Essentially, it tells us how surprised the model is by the token that actually came next. Exponentiating the average loss gives us perplexity.

Each window moves forward by stride tokens and overlaps with the previous one. The sliding window with stride lets us evaluate long text without feeding it all in at once, and while still giving each token a reasonable amount of context.

  1. Load the test split: the same dataset family as calibration, but this time there is a held-out portion, so there's no data leakage.

    from datasets import load_dataset
    def calculate_perplexity(
           model, tokenizer, dataset, max_tokens=5000, stride=512):
       encodings = tokenizer(
           "\n\n".join(dataset["text"]),
           return_tensors="pt", truncation=True, max_length=max_tokens,
       )
       input_ids = encodings.input_ids
       nlls, prev_end = [], 0
       for begin_loc in range(0, input_ids.size(1), stride):
           end_loc = min(begin_loc + stride, input_ids.size(1))
           trg_len = end_loc - prev_end
           input_slice = input_ids[:, begin_loc:end_loc]
           target_slice = input_slice.clone()
           target_slice[:, :-trg_len] = -100
           with torch.no_grad():
               loss = model(input_slice, labels=target_slice).loss
               nlls.append(loss * trg_len)
           prev_end = end_loc
       return math.exp(torch.stack(nlls).sum() / prev_end)
    test_data = load_dataset("wikitext", "wikitext-2-raw-v1", split="test")
    print(f"Loaded {len(test_data)} test samples")

    Output:

    Loaded 4358 test samples
  2. Compute perplexity for the quantized model first, since it's already in memory.
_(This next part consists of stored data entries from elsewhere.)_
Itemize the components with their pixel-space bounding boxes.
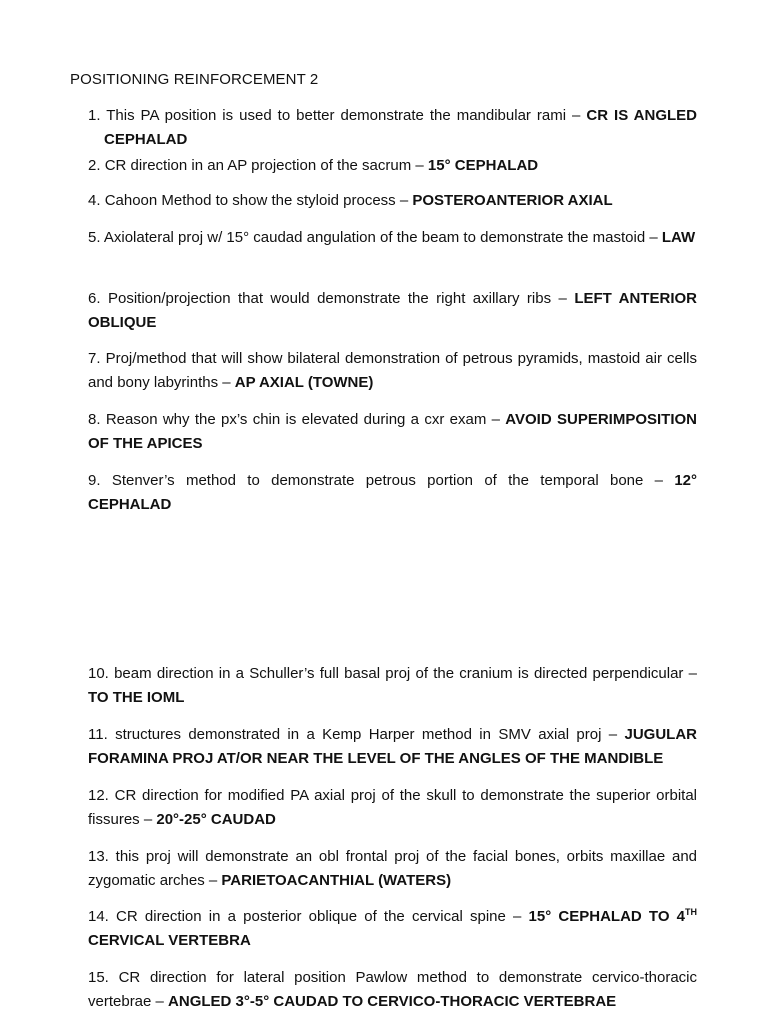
question-text: This PA position is used to better demonstrate the mandibular rami – (106, 107, 587, 124)
question-answer: JUGULAR FORAMINA PROJ AT/OR NEAR THE LEVEL OF THE ANGLES OF THE MANDIBLE (88, 726, 697, 767)
question-9 (88, 469, 697, 517)
question-number: 2. (88, 157, 101, 174)
question-14 (88, 905, 697, 953)
question-number: 6. (88, 290, 101, 307)
question-number: 5. (88, 229, 101, 246)
question-number: 11. (88, 726, 108, 743)
question-text: Position/projection that would demonstrate the right axillary ribs – (107, 290, 575, 307)
question-text: Proj/method that will show bilateral demonstration of petrous pyramids, mastoid air cells and bony labyrinths – (88, 350, 697, 391)
question-number: 14. (88, 908, 109, 925)
question-6 (88, 287, 697, 335)
question-4 (88, 189, 697, 213)
question-answer: LEFT ANTERIOR OBLIQUE (88, 290, 698, 331)
question-number: 13. (88, 848, 109, 865)
question-answer: LAW (661, 229, 696, 246)
question-5 (88, 226, 697, 250)
question-text: CR direction in a posterior oblique of the cervical spine – (116, 908, 529, 925)
question-11 (88, 723, 697, 771)
question-text: this proj will demonstrate an obl frontal proj of the facial bones, orbits maxillae and zygomatic arches – (88, 848, 698, 889)
question-answer: AVOID SUPERIMPOSITION OF THE APICES (88, 411, 697, 452)
question-15 (88, 966, 697, 1014)
question-number: 12. (88, 787, 109, 804)
question-number: 15. (88, 969, 109, 986)
question-answer: CR IS ANGLED CEPHALAD (104, 107, 697, 148)
question-text: beam direction in a Schuller’s full basal proj of the cranium is directed perpendicular – (114, 665, 697, 682)
ordinal-suffix: TH (685, 907, 698, 917)
question-text: structures demonstrated in a Kemp Harper method in SMV axial proj – (115, 726, 625, 743)
question-13 (88, 845, 697, 893)
question-text: CR direction for modified PA axial proj of the skull to demonstrate the superior orbital fissures – (88, 787, 697, 828)
document-title: POSITIONING REINFORCEMENT 2 (70, 71, 319, 88)
question-text: CR direction in an AP projection of the sacrum – (104, 157, 428, 174)
question-answer: AP AXIAL (TOWNE) (234, 374, 374, 391)
question-text: Reason why the px’s chin is elevated during a cxr exam – (105, 411, 506, 428)
question-2 (88, 154, 697, 178)
question-answer: ANGLED 3°-5° CAUDAD TO CERVICO-THORACIC VERTEBRAE (168, 993, 617, 1010)
question-number: 10. (88, 665, 109, 682)
question-number: 7. (88, 350, 101, 367)
question-10 (88, 662, 697, 710)
question-text: Cahoon Method to show the styloid process – (104, 192, 413, 209)
question-number: 1. (88, 107, 101, 124)
question-8 (88, 408, 697, 456)
question-answer: 12° CEPHALAD (88, 472, 697, 513)
question-number: 4. (88, 192, 101, 209)
question-text: Stenver’s method to demonstrate petrous portion of the temporal bone – (111, 472, 675, 489)
question-1 (88, 104, 697, 152)
question-number: 8. (88, 411, 101, 428)
question-answer: PARIETOACANTHIAL (WATERS) (221, 872, 452, 889)
question-answer: POSTEROANTERIOR AXIAL (412, 192, 613, 209)
question-text: Axiolateral proj w/ 15° caudad angulation of the beam to demonstrate the mastoid – (103, 229, 662, 246)
question-answer: 15° CEPHALAD TO 4TH CERVICAL VERTEBRA (88, 907, 698, 949)
question-7 (88, 347, 697, 395)
question-answer: TO THE IOML (88, 689, 185, 706)
question-number: 9. (88, 472, 101, 489)
question-text: CR direction for lateral position Pawlow method to demonstrate cervico-thoracic vertebrae – (88, 969, 697, 1010)
question-answer: 15° CEPHALAD (427, 157, 539, 174)
question-answer: 20°-25° CAUDAD (156, 811, 276, 828)
question-12 (88, 784, 697, 832)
    It'll take a moment, as we're running the full test data through the model. Once it's done, we'll clean the model from memory to test the base model.

    quant_ppl = calculate_perplexity(quant_model, tokenizer, test_data)
    print(f"Quantized perplexity: {quant_ppl:.2f}")

    Output:

    Quantized perplexity: 35.48
  3. Compute the base model’s perplexity on the same test data. It gives us a reference point.

    base_model = AutoModelForCausalLM.from_pretrained(
       MODEL_DIR, device_map="cpu", dtype=torch.bfloat16,
    )
    base_ppl = calculate_perplexity(base_model, tokenizer, test_data)
    print(f"Base perplexity: {base_ppl:.2f}")

    Output:

    Base perplexity: 32.79
  4. Compare the perplexity of the models and review the calculation output.

    print("Perplexity Comparison")
    print("=" * 40)
    print(f"Base (BF16):       {base_ppl:.2f}")
    print(f"Quantized (W4A16): {quant_ppl:.2f}")
    print(f"Difference:        {quant_ppl - base_ppl:+.2f} ({(
       quant_ppl/base_ppl - 1)*100:+.1f}%)")

    Output:

    Perplexity Comparison
    ========================================
    Base (BF16):       32.79
    Quantized (W4A16): 35.48
    Difference:        +2.70 (+8.2%)

Finally, we have the comparison between base perplexity and quantized perplexity, side by side. A small increase is completely expected. We went from 16-bit weights down to 4-bit.

The question is whether the increase is acceptable for our use case. For most production deployments, a few percent increase in perplexity is well worth the reduction in model size and the infrastructure savings that come with it.

Summary

In this lesson, we learned how the oneshot API applies post-training quantization. We compared model sizes and saw the concrete reduction from the base model to quantization with 4-bit weights and 16-bit activations. We tested both models on the same prompt to verify that the output still makes sense. Finally, we measured perplexity to put a number on the accuracy tradeoff.

In the next lesson, we'll take a model and serve it with vLLM, setting up the inference server and interacting with it through the OpenAI-compatible API.